BITMAP DATA ACCESS AND FILES !!
It's crazy that getting actual BITMAP data directly from the camera is nearly impossible, limited to only PIXFORMAT_RBG565 and the very smallest frame size. THAT'S NUTS!
There needs to be a way to get genuine BITAMP data in a format that can then be sent out to a file with that file being a VALID BITMAP file. But there also needs a way to be able to ACCESS the actual pixel data in the program in order to analyze and/or modify it.
OBSERVATION: LAST
I've come across some code on various sites and in YouTube videos that suggest that "the best way to get BITMAP data" is to first grab it as JPEG data and then use one of the conversion functions that are provided. Whoa. So many issues with that.
First of all, JPEG is a LOSSY format. Camera image sensor -to- JPEG -to- BMP means you don't get the full, actual, original pixel data. Yet that's what we want (or at least some of us do).
Secondly, when you've loaded a reasonably large) JPEG image into memory and you select to do one of the conversions, like JPEG to RGB565, it then has to have a buffer allocated, in addition to the already allocated JPEG buffer, for the BITMAP data, and that often results in a memory failure. There just isn't enough memory on th ESP32-CAM to accommodate the target BITMAP buffer. So it fails.

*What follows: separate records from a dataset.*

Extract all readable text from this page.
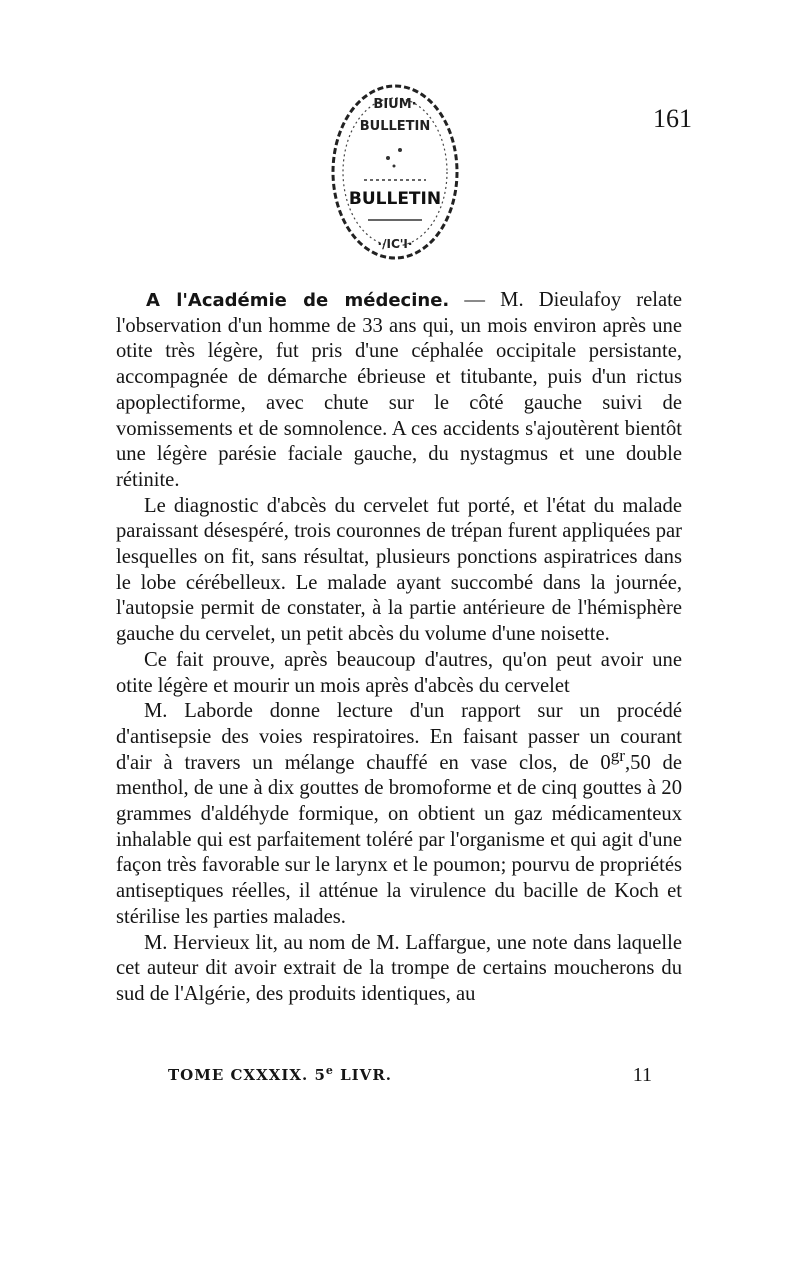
BIUM·
BULLETIN
BULLETIN
·/IC'I·
161

A l'Académie de médecine. — M. Dieulafoy relate l'observation d'un homme de 33 ans qui, un mois environ après une otite très légère, fut pris d'une céphalée occipitale persistante, accompagnée de démarche ébrieuse et titubante, puis d'un rictus apoplectiforme, avec chute sur le côté gauche suivi de vomissements et de somnolence. A ces accidents s'ajoutèrent bientôt une légère parésie faciale gauche, du nystagmus et une double rétinite.

Le diagnostic d'abcès du cervelet fut porté, et l'état du malade paraissant désespéré, trois couronnes de trépan furent appliquées par lesquelles on fit, sans résultat, plusieurs ponctions aspiratrices dans le lobe cérébelleux. Le malade ayant succombé dans la journée, l'autopsie permit de constater, à la partie antérieure de l'hémisphère gauche du cervelet, un petit abcès du volume d'une noisette.

Ce fait prouve, après beaucoup d'autres, qu'on peut avoir une otite légère et mourir un mois après d'abcès du cervelet

M. Laborde donne lecture d'un rapport sur un procédé d'antisepsie des voies respiratoires. En faisant passer un courant d'air à travers un mélange chauffé en vase clos, de $0^{gr},50$ de menthol, de une à dix gouttes de bromoforme et de cinq gouttes à 20 grammes d'aldéhyde formique, on obtient un gaz médicamenteux inhalable qui est parfaitement toléré par l'organisme et qui agit d'une façon très favorable sur le larynx et le poumon; pourvu de propriétés antiseptiques réelles, il atténue la virulence du bacille de Koch et stérilise les parties malades.

M. Hervieux lit, au nom de M. Laffargue, une note dans laquelle cet auteur dit avoir extrait de la trompe de certains moucherons du sud de l'Algérie, des produits identiques, au

TOME CXXXIX. 5e LIVR.	11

I did a FEW tests and it's pretty clear that it only succeeds if you've grabbed one of the SMALLEST JPEG frame buffers. But, dang it, I want a BITMAP that's the BIGGEST possible size. Why can't I do that??? Oh, right, the designers didn't provide enough memory on the board to handle it.
SUGGESTION : FINAL
So here's my final suggestion: Since we can't grab an entire FRAMESIZE_UXGA , 1600x1200, frame how about there be a new function that grabs a PORTION of the specified frame. When you indicate that you want FRAMESIZE_UXGA it implicitly means that you want the ACTUAL pixel data available from the camera. You don't want it averaged or picking up pixels at regular intervals, you want the actual resolution of the camera. So how about this:
Code: Select all
esp_camera_fb_get(size_t UpperLeftX, size_t UpperLeftY, size_t Height, size_t Width);
Taking that approach the program could get any subsection of the image it wants AND at the resolution he wants (resolution effectively being specified by the requested frame size).
In my particular app I'd be perfectly fine with getting just a small subsection as long as it had the highest resolution. If I scan that and don't find what I'm looking for I can load a different subsection and keep doing that until I find it. I can then remember what subsection it's in and only load that subsection on the next pass as I'm tracking its movement. Frankly, it would make tracking objects MUCH FASTER!
So, please, whoever is in charge of the core code, consider adding this function.
MY APP
As far as my app is concerned, and as the ESP32-CAM stands, I can't use the ESP32-CAM for this project. It just doesn't do what I need it to do. It's just utterly amazing to me that it contains a super high resolution camera but the programmer really does NOT have access to its full resolution.